A diferença é que a corrida nuclear e as mudanças climáticas estão enquadradas por algum tipo de acordo e de governança global, mesmo que o resultado dessas iniciativas seja contestável.

Ameaças

Quanto ao avanço da inteligência artificial, não há nenhuma coordenação nem sequer para sinalizar as ameaças — entre as quais destacam-se quatro. A primeira refere-se não tanto ao poder desse conjunto de tecnologias, mas, sobretudo, a sua autonomia.

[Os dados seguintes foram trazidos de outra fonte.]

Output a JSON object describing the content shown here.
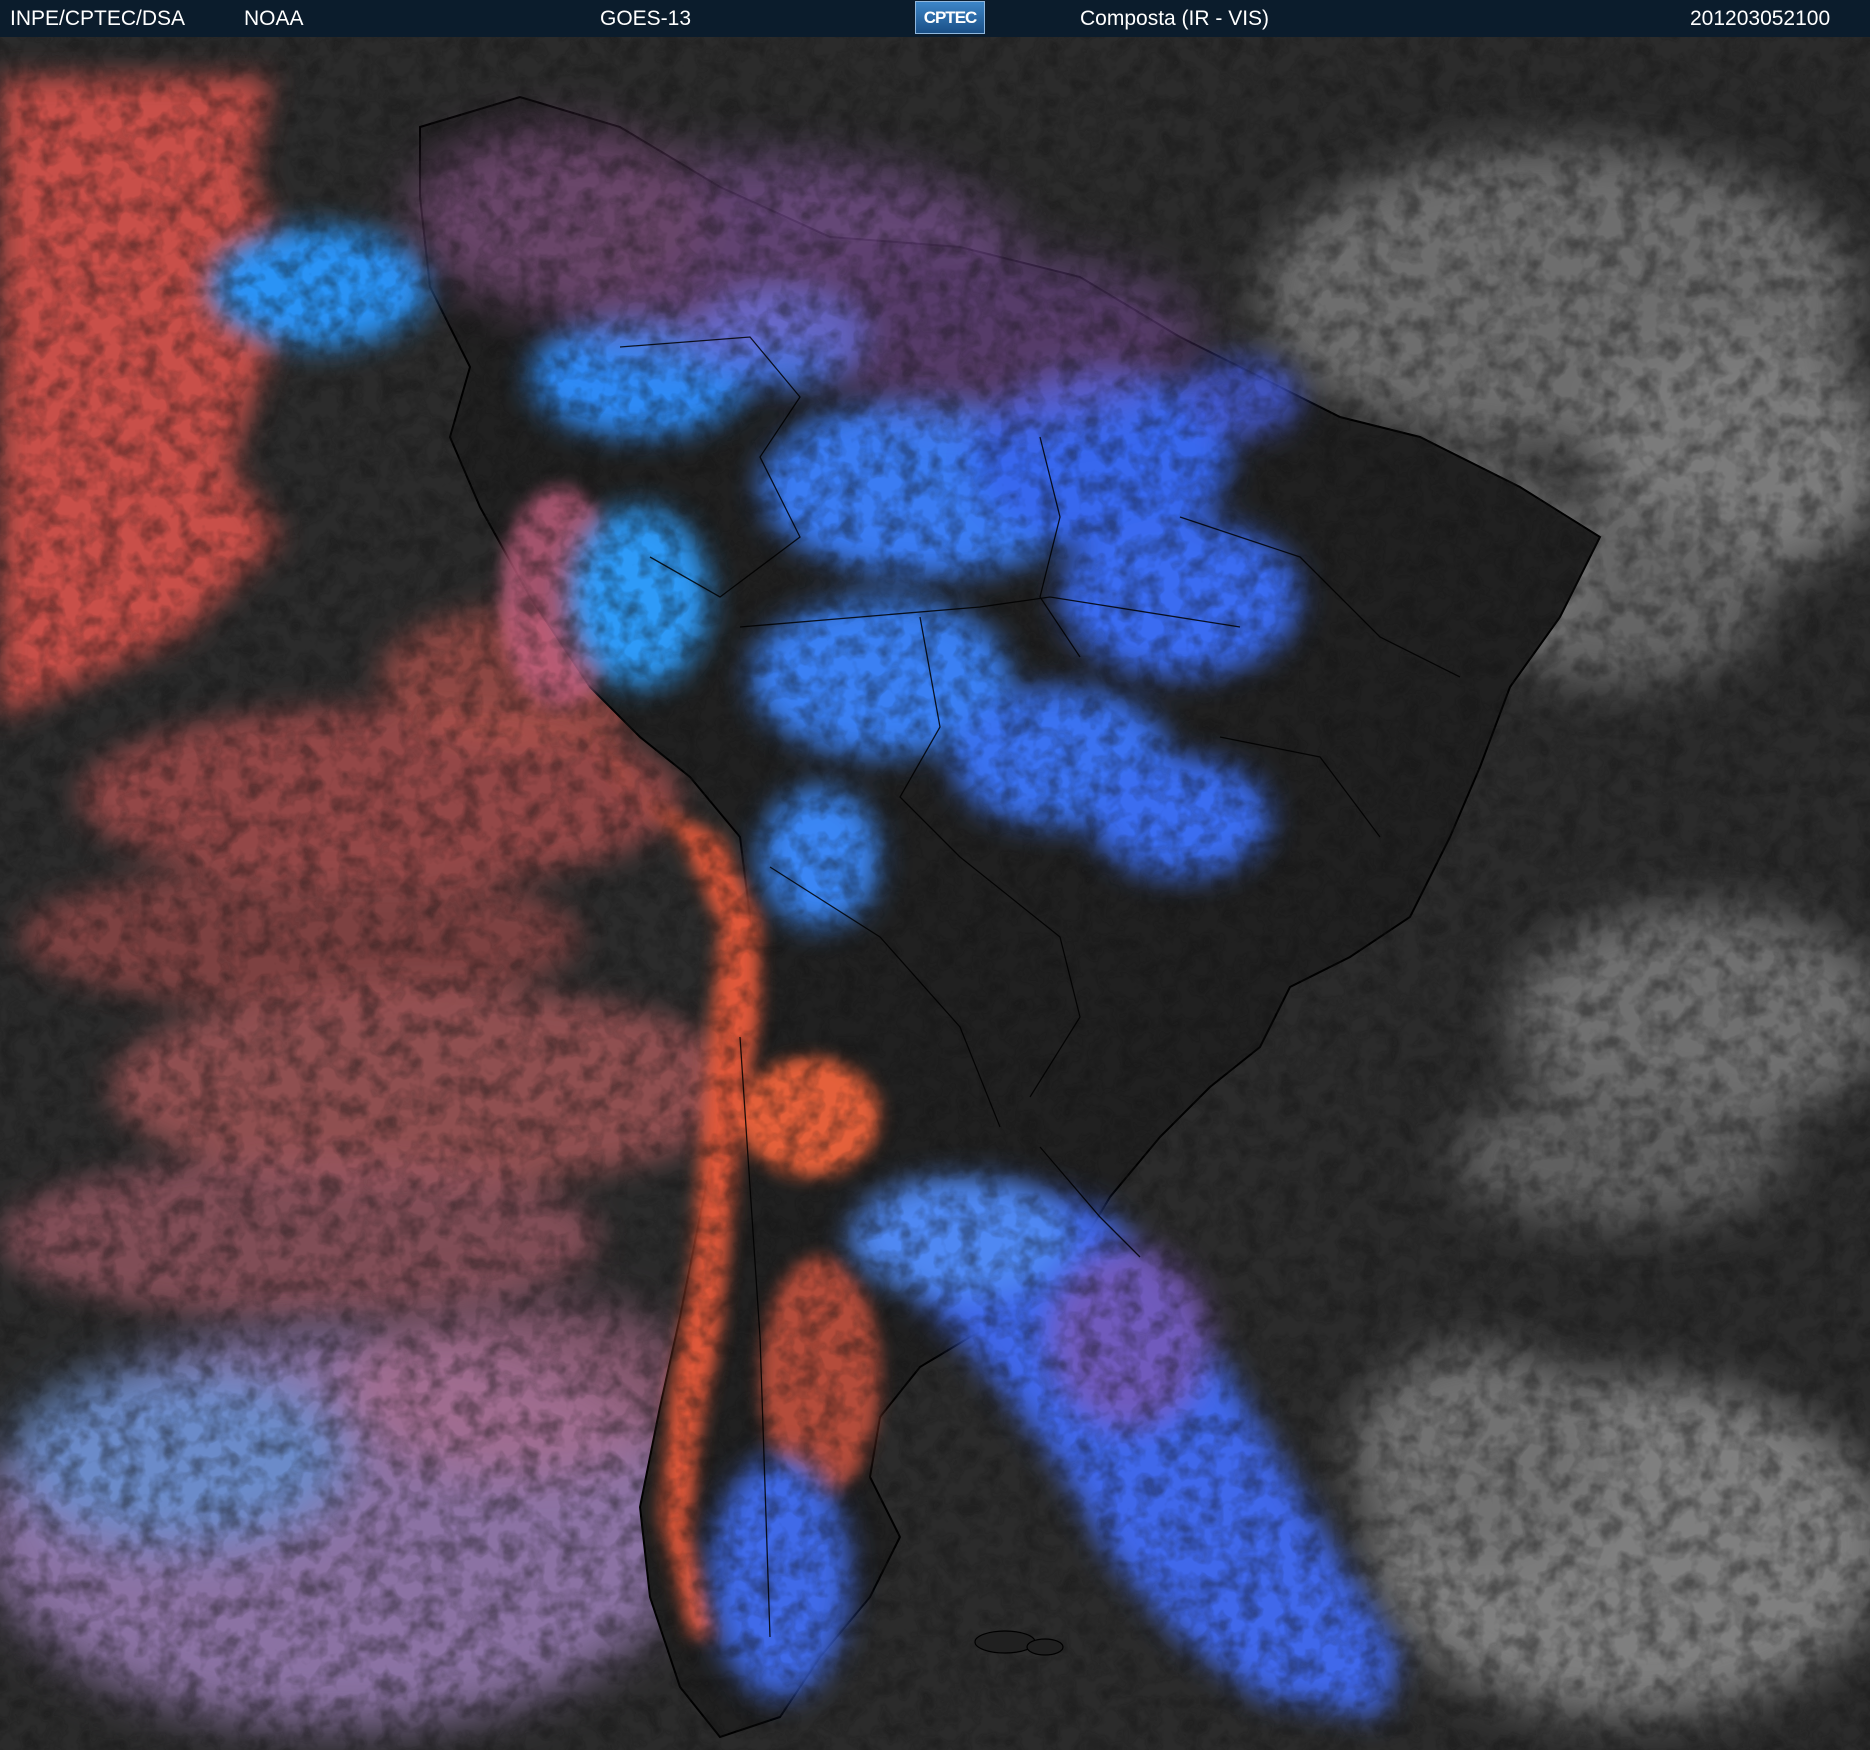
{
  "header": {
    "org": "INPE/CPTEC/DSA",
    "agency": "NOAA",
    "satellite": "GOES-13",
    "logo": "CPTEC",
    "product": "Composta (IR - VIS)",
    "timestamp": "201203052100"
  },
  "colors": {
    "header_bg": "#0b1c2c",
    "ocean": "#2b2b2b",
    "warm_cloud_red": "#c8524a",
    "cold_cloud_blue": "#2e7cf0",
    "bright_cyan": "#27a2ff",
    "low_cloud_gray": "#9a9a9a",
    "coastline": "#000000"
  }
}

Nick Bostrom, professor de filosofia em Oxford (Inglaterra) e um dos expoentes do transumanismo, publicou em 2014 o livro Superintelligence. Paths, Dangers, Strategies (Oxford University Press; superinteligência – caminhos, perigos e estratégias), que se tornou best-seller nos Estados Unidos. Na obra, afirma que a superinteligência “é, possivelmente, o mais importante e intimidador desafio que a humanidade jamais enfrentou”.

Bostrom compara nosso uso da inteligência artificial ao que faz uma criança brincando com uma bomba. O que está em jogo, de acordo com ele, muito mais que uma explosão, é nossa capacidade de manter a própria condição humana.

Essa preocupação já estava presente entre os pioneiros da inteligência artificial, nos anos 1950. Eles haviam percebido que as máquinas poderiam fazer muito mais do que simplesmente pensar numericamente. Eram (e, de fato, tornaram-se cada vez mais) capazes de deduzir e de inventar provas lógicas.

Atualmente, elas vão bem além. Podem aprender, e não só a partir daquilo que nós lhes ensinamos. Esse aprendizado também se baseia no rastreamento das informações que circulam nos meios digitais, uma imensidão de dados interpretada por meio de algoritmos cada vez mais complexos e opacos.

É por causa desse rastreamento que você, após escrever a um amigo dizendo que pretende ir a Santiago, passa a receber mensagens publicitárias sobre passagens de avião e hospedagem no Chile.

O avanço exponencial e combinatório do poder computacional difundido nos mais variados tipos de objeto não amplia só a magnitude das informações coletadas. Amplia também, e sobretudo, a capacidade dos algoritmos de analisar e interpretar esses dados.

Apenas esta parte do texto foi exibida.